Djeison.Hoerlle 19/08/2023
Foi mais ou menos em 2019 que assisti Noivo Neurótico e Noiva Nervosa. Na época eu estava admitindo para mim mesmo que, muito mais do que um conquistador culto, eu era um artista, razão pela qual decidi conhecer o trabalho de outro sujeito que - segundo o senso comum - parecia estar posicionado em algum ponto de interseção destes dois arquétipos. Logo após aquela sessão eu concluí que Woody Allen é sem sombra de dúvidas um grande autor.
E não, isso não endossa nenhuma atitude dele, assim como suas atitudes não desvirtuam os méritos de seus longas.
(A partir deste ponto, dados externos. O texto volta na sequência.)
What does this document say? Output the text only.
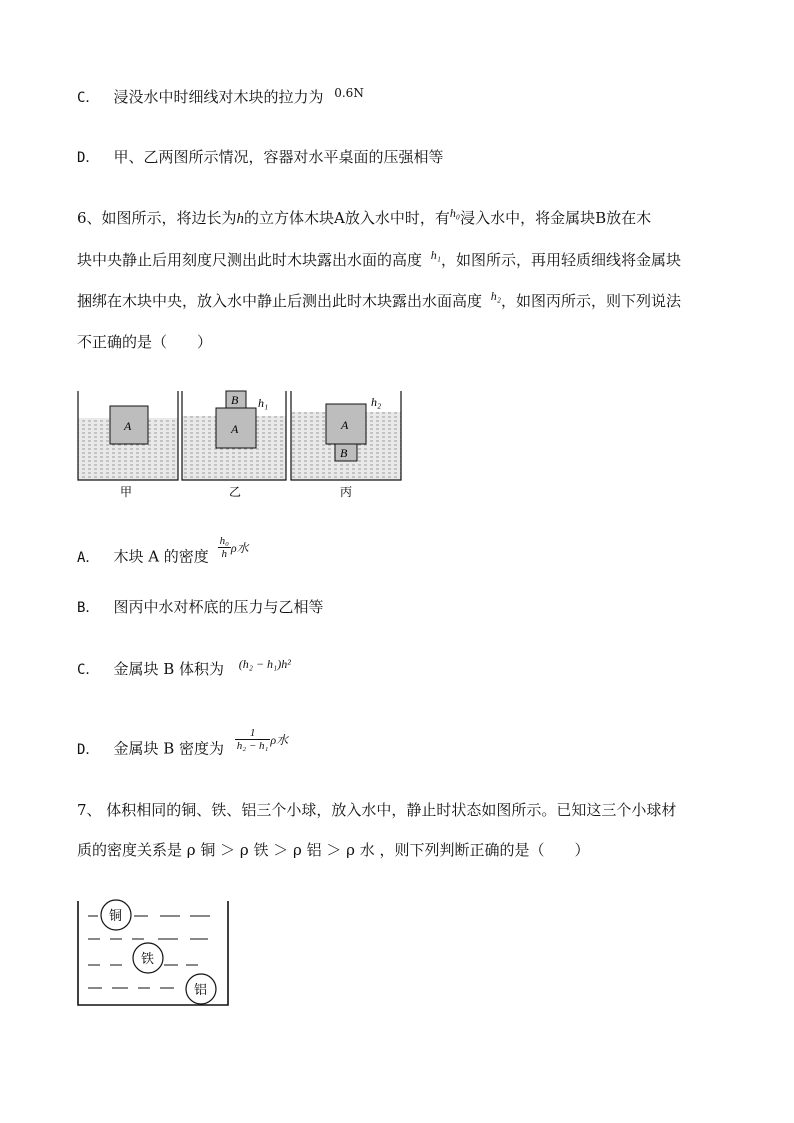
C． 浸没水中时细线对木块的拉力为 $^{0.6N}$
D． 甲、乙两图所示情况，容器对水平桌面的压强相等
6、如图所示，将边长为h的立方体木块A放入水中时，有$^{h_0}$浸入水中，将金属块B放在木
块中央静止后用刻度尺测出此时木块露出水面的高度 $^{h_1}$，如图所示，再用轻质细线将金属块
捆绑在木块中央，放入水中静止后测出此时木块露出水面高度 $^{h_2}$，如图丙所示，则下列说法
不正确的是（　　）
A	A
B h₁
A
B
h₂
甲	乙	丙
A． 木块 A 的密度 $\frac{\text{h₀}}{h}$ ρ水
B． 图丙中水对杯底的压力与乙相等
C． 金属块 B 体积为 $^{(h_2 - h_1)h^2}$
D． 金属块 B 密度为 $\frac{1}{\text{h₂ − h₁}}$ ρ水
7、 体积相同的铜、铁、铝三个小球，放入水中，静止时状态如图所示。已知这三个小球材
质的密度关系是 ρ 铜 ＞ ρ 铁 ＞ ρ 铝 ＞ ρ 水 ，则下列判断正确的是（　　）
铜
铁
铝
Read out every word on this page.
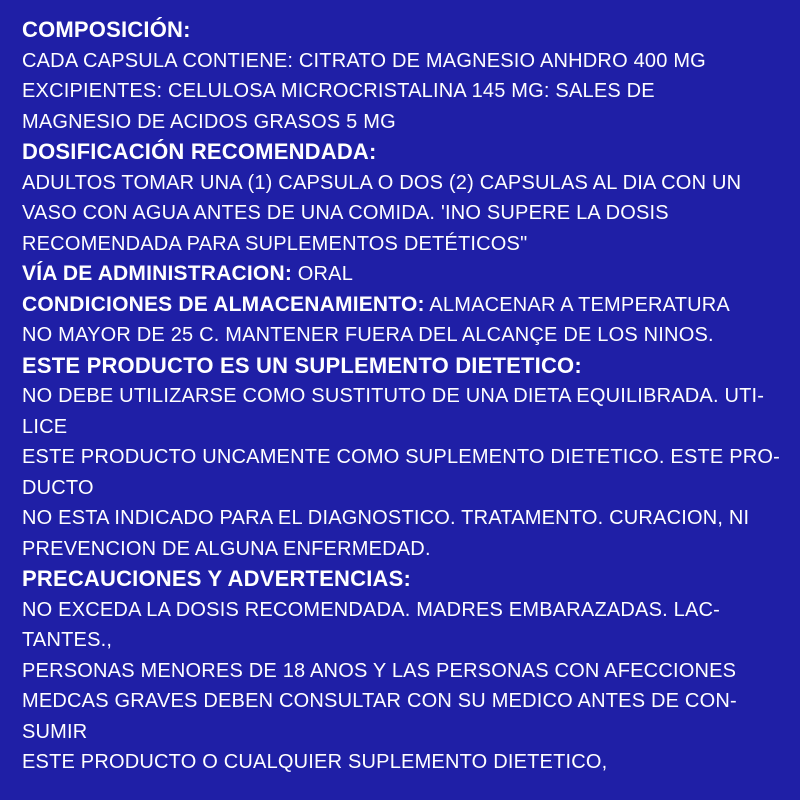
COMPOSICIÓN:
CADA CAPSULA CONTIENE: CITRATO DE MAGNESIO ANHDRO 400 MG
EXCIPIENTES: CELULOSA MICROCRISTALINA 145 MG: SALES DE
MAGNESIO DE ACIDOS GRASOS 5 MG
DOSIFICACIÓN RECOMENDADA:
ADULTOS TOMAR UNA (1) CAPSULA O DOS (2) CAPSULAS AL DIA CON UN
VASO CON AGUA ANTES DE UNA COMIDA. 'INO SUPERE LA DOSIS
RECOMENDADA PARA SUPLEMENTOS DETÉTICOS"
VÍA DE ADMINISTRACION: ORAL
CONDICIONES DE ALMACENAMIENTO: ALMACENAR A TEMPERATURA
NO MAYOR DE 25 C. MANTENER FUERA DEL ALCANÇE DE LOS NINOS.
ESTE PRODUCTO ES UN SUPLEMENTO DIETETICO:
NO DEBE UTILIZARSE COMO SUSTITUTO DE UNA DIETA EQUILIBRADA. UTI-
LICE
ESTE PRODUCTO UNCAMENTE COMO SUPLEMENTO DIETETICO. ESTE PRO-
DUCTO
NO ESTA INDICADO PARA EL DIAGNOSTICO. TRATAMENTO. CURACION, NI
PREVENCION DE ALGUNA ENFERMEDAD.
PRECAUCIONES Y ADVERTENCIAS:
NO EXCEDA LA DOSIS RECOMENDADA. MADRES EMBARAZADAS. LAC-
TANTES.,
PERSONAS MENORES DE 18 ANOS Y LAS PERSONAS CON AFECCIONES
MEDCAS GRAVES DEBEN CONSULTAR CON SU MEDICO ANTES DE CON-
SUMIR
ESTE PRODUCTO O CUALQUIER SUPLEMENTO DIETETICO,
O apreço por seu estilo foi o que me trouxe até esta biografia- muito mais do que a busca por sua versão quanto às acusações de Mia e Dylan Farrow. Porque, para falar a verdade, a cada dia que passa, percebendo a forma como esta epidemia dicotômica se alastra pelo mundo, em que todo mundo é obrigado a se posicionar ou tomar parte em algo, poucas coisas podem ser tão prazerosas quanto o simples ato de admitir não ter nada para dizer sobre um tema. Não ter opinião, ponto de vista. Se aceitar como alheio a algo que também é alheio a nós. Exige um certo cinismo, de fato, mas é revigorante.
Sobre o livro em si, a experiência foi bem razoável. Penso que por ser já um senhor jogando suas últimas fichas, como o próprio Allen pontua nas páginas finais do livro, ele tenha se desprendido de qualquer eventual meticulosidade ou pretensão ao compor estas memórias. Na prática, isto resultou em um livro que soa um pouco cru, e que não parece muito preocupado em entregar algo que o leitor possa querer ler, mas apenas o que Woody gostaria de escrever.
É por isso que as relatos de suas viagens, seus apartamentos e jantares, além de descrições um pouco desconfortáveis sobre mulheres com as quais trabalhou, recheiam o livro muito mais do que pormenores técnicos de seus filmes. Esse último ponto foi um pouco frustrante para o jovem aspirante a narrador que sou, pois esperava descobrir certos macetes, certas lições que me ajudassem em minha própria jornada. Na prática, tudo que recebi foram comentários de um sujeito misantrópico que, mesmo tendo chegado no auge do reconhecimento que lhe era cabível, ainda assim esperava ansioso a hora de ir embora do estúdio para jantar e assistir um jogo. Frustrante, mas quintessencial, se tratando da persona de Allen.
No fim das contas, é um livro escrito por um sujeito que de certa forma, já perdeu tudo. E por tê-lo feito, não tem mais muito a que se prender na hora de ponderar sobre seu próprio texto.
Uma experiência razoável de leitura.